By Susanne Washburn
Photography by Hubert Schriebl
Tradition, in many different guises, is of genuine moment to this pair. Elizabeth and Thomas Torak, husband-and-wife artists, make their home in Pawlet, which, like much of Vermont, has a long lineage of painters. Itinerant portraitists and stencilers of the early and mid-1800s were the first. Toward the end of the 19th century and into the 20th, the area acquired something of an art-colony reputation as visiting painters drew their peers from afar to (literally) greener pastures. In the latter 20th century, the Toraks' home territory lay claim to luminaries like Ogden Pleissner, celebrant of outdoor sporting scenes, and Jay Connaway, creator of large Vermont landscapes.
On their Pawlet hilltop endlessly redecorated by its sky dome, the Toraks have a handsome shake-roof home, built in 1985, which now incorporates separate, adjoining studios-both north-lit from on high. There, each painter labors, sometimes meets with classes and, more unusually, prepares paints and canvases with methods that originated with Jan van Eyck in the 15th century and achieved their apex with Peter Paul Rubens in the 17th.
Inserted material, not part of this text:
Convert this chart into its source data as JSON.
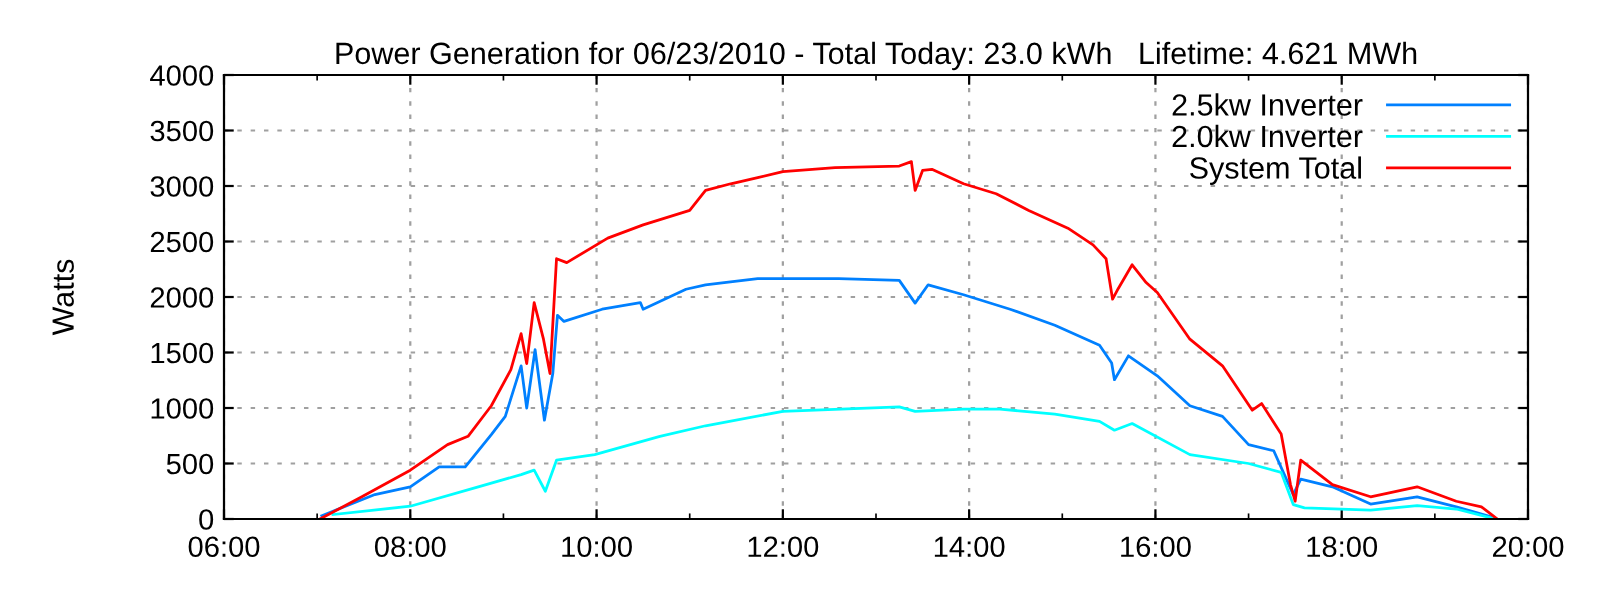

The couple, aligned in their profession, came to it by different routes-each with unusual stages. Elizabeth, knowing early on that art was her goal, left home in Princeton, New Jersey, to live with other family members in Manhattan in order to attend private school there, and, most important, to be able to continue year-round her classes at the Art Students League, where she had begun summer studies at 15. Elizabeth's was an academically oriented family (her grandfather, Columbia University Professor Isidor Isaac Rabi won the 1944 Nobel Prize in Physics). In preference to attending art school, she pursued a degree at the University of Chicago.